Guardo il ragazzo che avevo incontrato nella serra della Tufts. «C... Ciao», dico con un filo di imbarazzo. Mi ha davvero chiamata "Mimosa pudica"? Penso, quasi ridendo mentalmente. «Ero... stavo...», non è di certo facile da dire: stavo facendo una seduta di psicanalisi, perché ho giusto qualche problemino. La gente ti tiene a debita distanza, come se avessi appena contratto una qualche forma di malattia contagiosa. Quando a Boston le voci avevano preso a fare il giro dell'intero liceo, mi ero assicurata il primato dell'invisibilità; non ero solo "Ally la cicciona", ero diventata "Ally la psicopatica Cicciona" e mi chiedevo cosa potesse esserci di peggio. Mi sono resa conto che la gente non è cattiva, è molto peggio. Si prende gioco delle tue debolezze, delle tue sofferenze e se non riesci a essere forte, lasciandoti scivolare tutto addosso, arrivi a fare il loro gioco, che è esattamente ciò che vogliono. Scruto le altre targhe affisse e leggo il nome di uno studio legale. «Dovevo lasciare dei documenti per conto di mio padre», indico la targa alle sue spalle, che si volta a guardare annuendo.

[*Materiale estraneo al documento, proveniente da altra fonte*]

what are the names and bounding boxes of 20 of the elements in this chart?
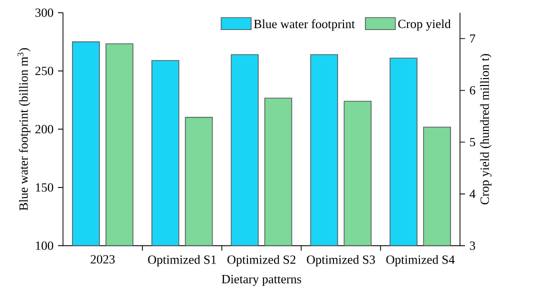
y2-tick-label: 3 [470, 241, 476, 250]
y-tick-label: 250 [35, 66, 54, 76]
legend-label: Blue water footprint [254, 19, 355, 31]
y-tick-label: 200 [35, 124, 54, 134]
y-tick-label: 300 [35, 8, 54, 17]
y-tick-label: 100 [36, 241, 54, 250]
y-tick-label: 150 [36, 183, 54, 192]
x-tick-label: Optimized S1 [148, 255, 216, 266]
x-tick-label: Optimized S2 [227, 255, 296, 266]
x-tick-label: Optimized S4 [386, 255, 455, 266]
x-tick-label: 2023 [90, 255, 115, 264]
y2-tick-label: 4 [470, 190, 476, 198]
x-tick-label: Optimized S3 [306, 255, 375, 266]
x-axis-title: Dietary patterns [222, 274, 302, 286]
legend-label: Crop yield [398, 19, 451, 31]
y-axis-title: Blue water footprint (billion m$^{3}$) [18, 48, 30, 210]
y2-tick-label: 7 [470, 34, 476, 43]
y2-axis-title: Crop yield (hundred million t) [480, 54, 492, 204]
y2-tick-label: 5 [470, 138, 476, 146]
y2-tick-label: 6 [470, 86, 476, 95]
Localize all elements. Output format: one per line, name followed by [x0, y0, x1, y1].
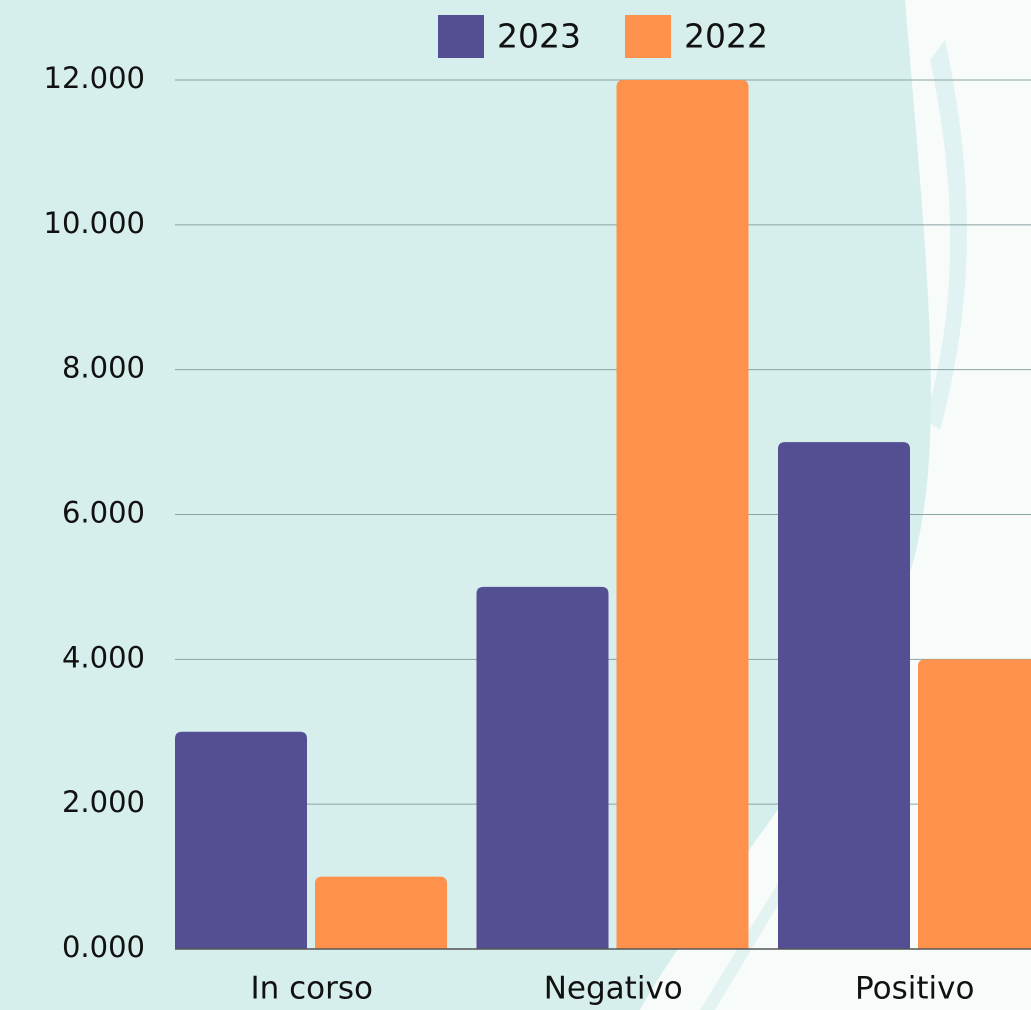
- y-tick-label: 2.000: [62, 785, 145, 819]
- bar: [778, 442, 910, 949]
- legend-label: 2022: [684, 17, 768, 56]
- y-tick-label: 0.000: [62, 930, 145, 964]
- legend-swatch: [625, 15, 671, 58]
- bar: [616, 80, 749, 949]
- y-tick-label: 12.000: [44, 61, 145, 95]
- x-tick-label: Positivo: [855, 971, 974, 1007]
- legend-swatch: [438, 15, 484, 58]
- bar: [476, 586, 609, 949]
- y-tick-label: 10.000: [44, 206, 145, 240]
- y-tick-label: 6.000: [62, 496, 145, 530]
- x-tick-label: Negativo: [544, 971, 683, 1007]
- bar: [315, 876, 447, 949]
- y-tick-label: 4.000: [62, 640, 145, 674]
- bar: [175, 731, 307, 949]
- legend-label: 2023: [497, 17, 581, 56]
- bar: [918, 659, 1031, 949]
- y-tick-label: 8.000: [62, 351, 145, 385]
- x-tick-label: In corso: [250, 971, 373, 1007]
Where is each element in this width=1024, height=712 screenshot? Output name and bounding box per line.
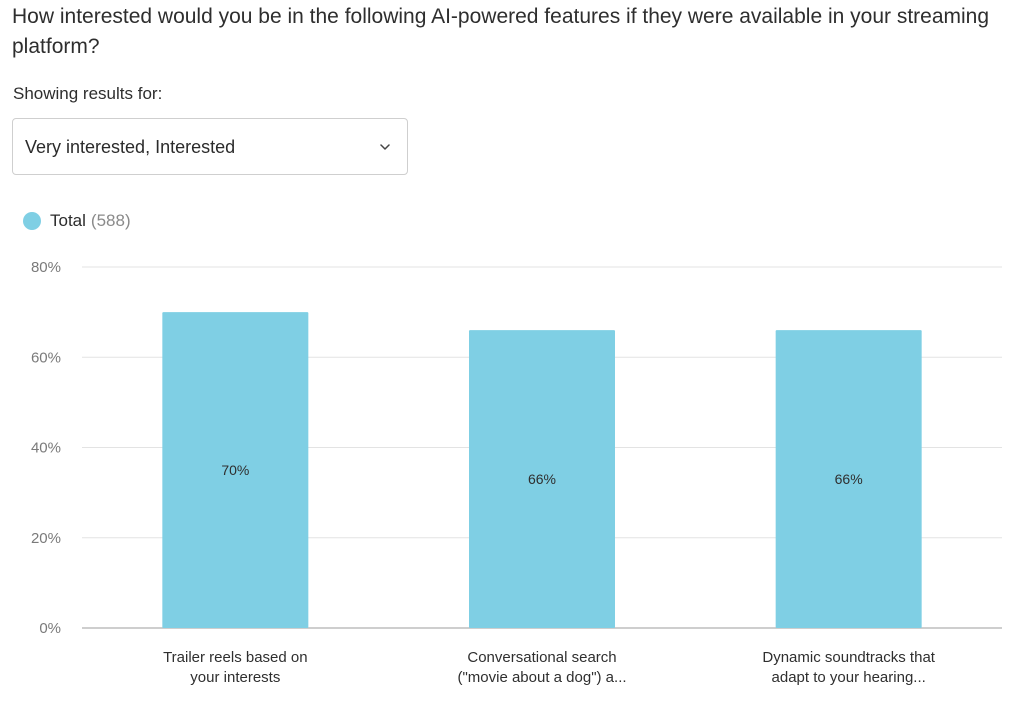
y-tick-label: 20% [31,530,61,547]
question-title: How interested would you be in the follo… [12,5,990,58]
bar [162,312,309,628]
bar [775,330,922,628]
y-tick-label: 0% [39,620,61,637]
x-category-label: your interests [190,669,280,686]
chevron-down-icon [380,144,390,150]
bar-data-label: 66% [835,471,863,487]
filter-label: Showing results for: [13,84,163,103]
bar-data-label: 70% [221,462,249,478]
x-category-label: Conversational search [467,649,616,666]
bar [469,330,615,628]
y-tick-label: 40% [31,440,61,457]
dropdown-selected-value: Very interested, Interested [25,137,236,157]
y-tick-label: 60% [31,349,61,366]
y-tick-label: 80% [31,259,61,276]
legend-series-count: (588) [90,211,131,230]
x-category-label: Dynamic soundtracks that [762,649,935,666]
results-filter-dropdown[interactable]: Very interested, Interested [12,118,408,175]
legend-swatch [23,212,41,230]
x-category-label: Trailer reels based on [163,649,308,666]
x-category-label: adapt to your hearing... [772,669,926,686]
legend-series-name: Total [50,211,86,230]
legend-item-total[interactable]: Total (588) [23,209,131,233]
bar-data-label: 66% [528,471,556,487]
x-category-label: ("movie about a dog") a... [457,669,626,686]
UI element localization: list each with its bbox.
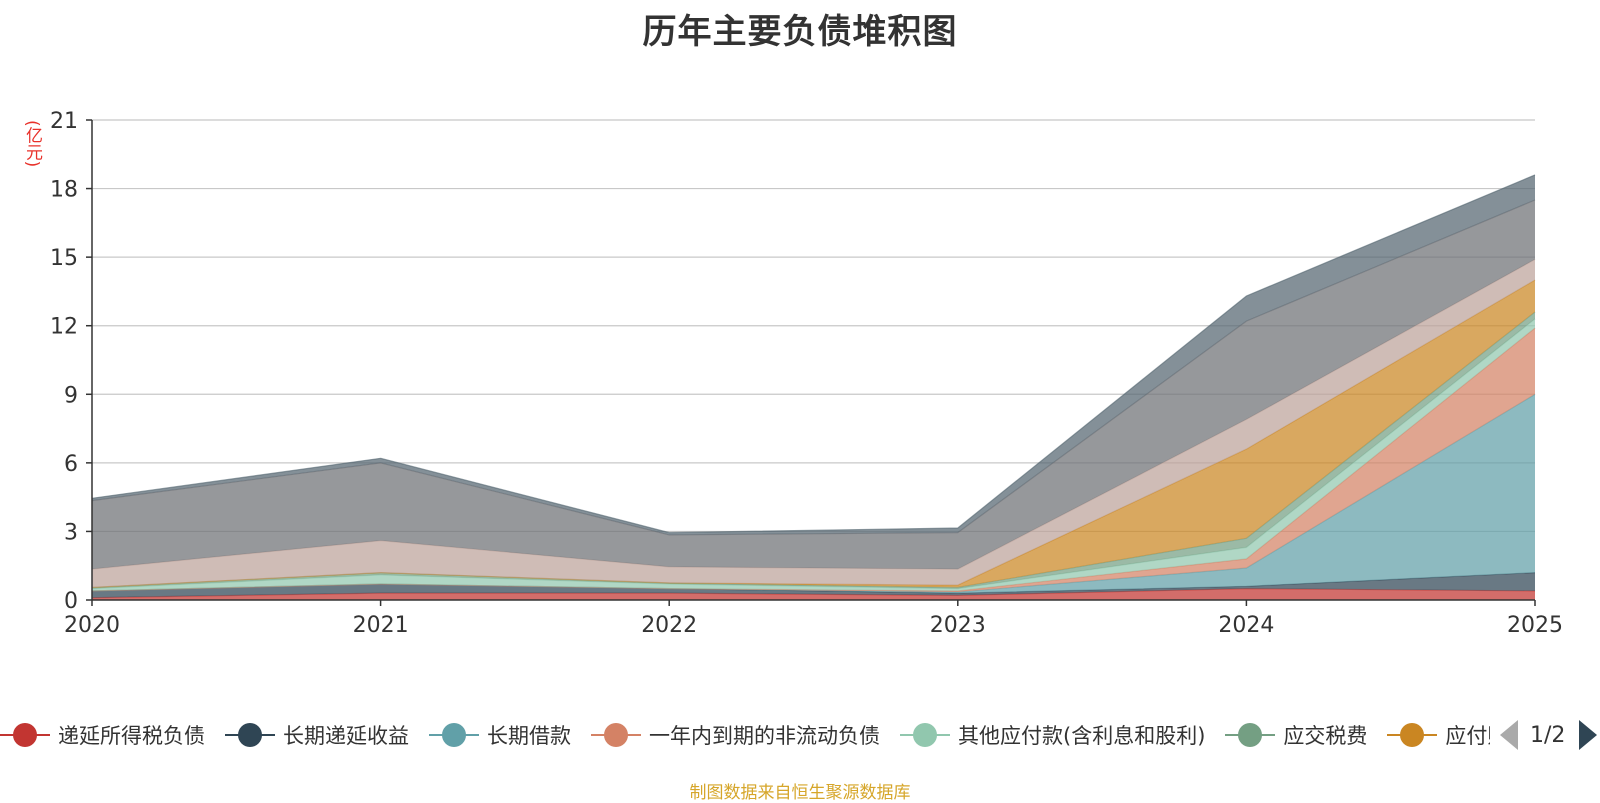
legend-label: 长期借款 xyxy=(487,720,571,750)
y-tick-label: 3 xyxy=(64,520,78,545)
legend-item[interactable]: 其他应付款(含利息和股利) xyxy=(900,718,1205,752)
legend-item[interactable]: 应付账款 xyxy=(1387,718,1490,752)
legend-label: 长期递延收益 xyxy=(283,720,409,750)
legend-label: 应交税费 xyxy=(1283,720,1367,750)
y-tick-label: 12 xyxy=(50,315,78,340)
area-layer xyxy=(92,175,1535,600)
legend-marker-icon xyxy=(1225,722,1275,748)
legend-pager: 1/2 xyxy=(1500,718,1597,752)
x-tick-label: 2025 xyxy=(1507,613,1563,638)
legend-next-page-icon[interactable] xyxy=(1579,720,1597,750)
x-tick-label: 2020 xyxy=(64,613,120,638)
y-tick-label: 21 xyxy=(50,109,78,134)
legend-item[interactable]: 应交税费 xyxy=(1225,718,1367,752)
legend-marker-icon xyxy=(0,722,50,748)
legend-marker-icon xyxy=(429,722,479,748)
legend-label: 递延所得税负债 xyxy=(58,720,205,750)
legend-label: 应付账款 xyxy=(1445,720,1490,750)
legend-marker-icon xyxy=(900,722,950,748)
legend-prev-page-icon[interactable] xyxy=(1500,720,1518,750)
legend: 递延所得税负债 长期递延收益 长期借款 一年内到期的非流动负债 其他应付款(含利息和股利… xyxy=(0,718,1490,752)
legend-label: 其他应付款(含利息和股利) xyxy=(958,720,1205,750)
legend-item[interactable]: 长期递延收益 xyxy=(225,718,409,752)
data-source-note: 制图数据来自恒生聚源数据库 xyxy=(0,778,1600,803)
y-tick-label: 9 xyxy=(64,383,78,408)
legend-item[interactable]: 长期借款 xyxy=(429,718,571,752)
y-tick-label: 15 xyxy=(50,246,78,271)
x-tick-label: 2021 xyxy=(353,613,409,638)
chart-canvas: 0 3 6 9 12 15 18 21 2020 2021 2022 2023 2024 2025 xyxy=(0,0,1600,700)
legend-marker-icon xyxy=(591,722,641,748)
legend-item[interactable]: 递延所得税负债 xyxy=(0,718,205,752)
x-tick-label: 2023 xyxy=(930,613,986,638)
x-tick-label: 2022 xyxy=(641,613,697,638)
y-tick-label: 0 xyxy=(64,589,78,614)
legend-marker-icon xyxy=(225,722,275,748)
x-tick-label: 2024 xyxy=(1218,613,1274,638)
y-axis-unit-label: (亿元) xyxy=(20,120,45,167)
legend-marker-icon xyxy=(1387,722,1437,748)
y-tick-label: 18 xyxy=(50,178,78,203)
legend-item[interactable]: 一年内到期的非流动负债 xyxy=(591,718,880,752)
legend-page-indicator: 1/2 xyxy=(1530,723,1565,748)
legend-label: 一年内到期的非流动负债 xyxy=(649,720,880,750)
y-tick-label: 6 xyxy=(64,452,78,477)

«Quindi sei solo di passaggio?», il suo sguardo sorride senza che la bocca segua quell'espressione.
«Sì, esatto e tu?», chiedo a mia volta.
«No, io sono di New York, studio alla Columbia; eravamo in visita alla Tufts per uno studio che stiamo facendo come gemellaggio con i campus», sembra molto interessante detto così. «Comunque sono Davis, Sebastian Davis», mi porge la mano che stringo sorridendo contro la sua risata che scoppia spontanea. «Scusa...», si sposta il ciuffo che gli ricade ribelle sulla fronte, «ma hai un vero nome o devo continuare a chiamarti Mimosa?», sento le guance prendere colore per una delle mie tante figure da aggiungere a una lista che non ha una fine.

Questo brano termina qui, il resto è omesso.